Par malheur, les événements se chargeaient de donner tort à ses espoirs.
Théodore était encore occupé à considérer le groupe lointain d’Alice et du vieux monsieur, lorsque le couple se leva.
— Ils s’en vont, pensa le jeune homme.
Et, au risque de se faire remarquer, Théodore, tirant une pièce d’or de sa poche, heurta ses soucoupes violemment.
— Mademoiselle, demandait-il à la grosse fille qui servait, combien vous dois-je ?
En quelques secondes il avait payé, il partait à son tour.
— Monsieur ne prend pas son thé ? s’informait la servante, qui d’abord avait cru que Théodore désirait changer de place.
— Non, riposta le fils du notaire. Je ne prends rien.
Puis, baissant la voix, rougissant, très intimidé et pourtant affectant un ton de voix blasée, Théodore demandait :
— Ce monsieur et cette dame là-bas qui s’en vont, savez-vous s’ils viennent souvent ici ?

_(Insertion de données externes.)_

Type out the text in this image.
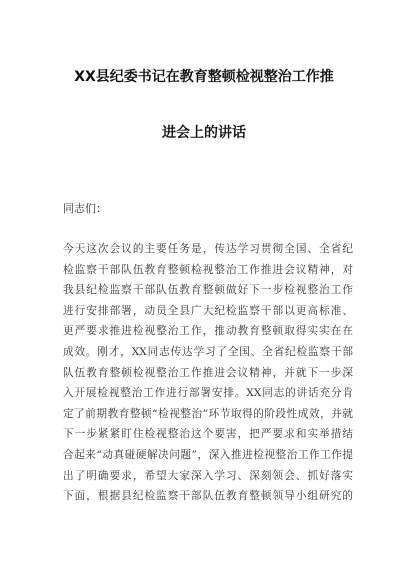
XX县纪委书记在教育整顿检视整治工作推
进会上的讲话
同志们：
今天这次会议的主要任务是，传达学习贯彻全国、全省纪
检监察干部队伍教育整顿检视整治工作推进会议精神，对
我县纪检监察干部队伍教育整顿做好下一步检视整治工作
进行安排部署，动员全县广大纪检监察干部以更高标准、
更严要求推进检视整治工作，推动教育整顿取得实实在在
成效。刚才，XX同志传达学习了全国、全省纪检监察干部
队伍教育整顿检视整治工作推进会议精神，并就下一步深
入开展检视整治工作进行部署安排。XX同志的讲话充分肯
定了前期教育整顿“检视整治”环节取得的阶段性成效，并就
下一步紧紧盯住检视整治这个要害，把严要求和实举措结
合起来“动真碰硬解决问题”，深入推进检视整治工作工作提
出了明确要求，希望大家深入学习、深刻领会、抓好落实
下面，根据县纪检监察干部队伍教育整顿领导小组研究的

La jeune fille, habituée à de semblables questions, ne s’en étonnait nullement.
— Oh oui, monsieur, répondait-elle, ce sont des habitués. Cette dame et ce monsieur viennent assez régulièrement.
— Merci, répliqua Théodore.
Et de loin, flânant sans se presser, car il tenait surtout maintenant à ne pas être vu, Théodore Gauvin tenta de suivre Alice et l’inconnu qui l’accompagnait.